JCA – Na verdade, nós temos uma situação nova na sociedade brasileira, que é a mudança do perfil etário de nossa população. A população jovem está diminuindo. Em vinte anos, nós seremos um dos países mais velhos do mundo. Então, isso muda também a demanda. Em Porto Alegre, já temos algumas escolas estaduais, especialmente em áreas centrais, que estão em condição de ociosidade, enquanto na periferia há falta de escolas de ensino médio. No Brasil, nos praticamente já resolvemos a questão do ensino fundamental. Não faltam vagas (nessa faixa de ensino). O que temos de problemas, no ensino fundamental, é relacionado com as famílias desses alunos, que vivem uma situação social tão grave que as crianças acabam não indo ou não permanecendo na escola. Isso tem melhorado com o Bolsa Família. A carência maior, então, é no ensino médio. Ou seja, não temos grandes problemas de espaço físico, de falta de escolas. A questão é melhorar os espaços que já existem e, quem sabe, de criar um sistema de transporte escolar, das periferias para o centro, onde estão concentradas as escolas ociosas. Isso é uma coisa que não está definida ainda, mas é uma possibilidade que estamos estudando: de ampliar as vagas de ensino médio nas grandes escolas do centro, algumas delas já com uma grande ociosidade, e trazermos as crianças da periferia para estudarem lá, com subsídio de transporte.
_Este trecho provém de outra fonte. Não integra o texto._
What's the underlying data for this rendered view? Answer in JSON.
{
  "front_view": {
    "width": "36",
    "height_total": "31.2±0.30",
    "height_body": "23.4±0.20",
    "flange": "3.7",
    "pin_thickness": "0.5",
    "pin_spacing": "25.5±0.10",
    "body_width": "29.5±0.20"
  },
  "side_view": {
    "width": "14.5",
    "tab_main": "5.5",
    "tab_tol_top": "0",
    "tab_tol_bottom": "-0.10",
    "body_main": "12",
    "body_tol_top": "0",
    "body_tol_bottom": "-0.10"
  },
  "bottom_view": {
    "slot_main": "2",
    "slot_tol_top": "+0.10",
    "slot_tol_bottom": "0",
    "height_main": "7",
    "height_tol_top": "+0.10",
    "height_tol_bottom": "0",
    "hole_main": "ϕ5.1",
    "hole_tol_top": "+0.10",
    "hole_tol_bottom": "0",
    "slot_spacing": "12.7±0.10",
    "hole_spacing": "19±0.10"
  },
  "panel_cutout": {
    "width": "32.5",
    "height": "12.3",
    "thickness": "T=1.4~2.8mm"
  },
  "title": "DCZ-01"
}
Sem ignorar, é claro, o ensino infantil, mesmo que ele seja responsabilidade principal das prefeituras.
“… precisamos, (…) de um projeto de formação de professores, que coloque à disposição deles uma discussão teórica, uma formação atualizada, uma discussão das correntes pedagógicas, uma apropriação dos achados que a ciência tem hoje sobre o funcionamento da mente humana e os processos de aprendizado.”
Bruno Alencastro/Sul21
José Clóvis de Azevedo | Foto: Bruno Alencastro/Sul21
Sul21 – Um ponto bastante importante no programa de governo de Tarso Genro trata da necessidade de manter os alunos na escola, incentivando o aprendizado e trazendo a realidade cultural do aluno para a sala de aula. É um tema complexo. Como o senhor pretende abordá-lo?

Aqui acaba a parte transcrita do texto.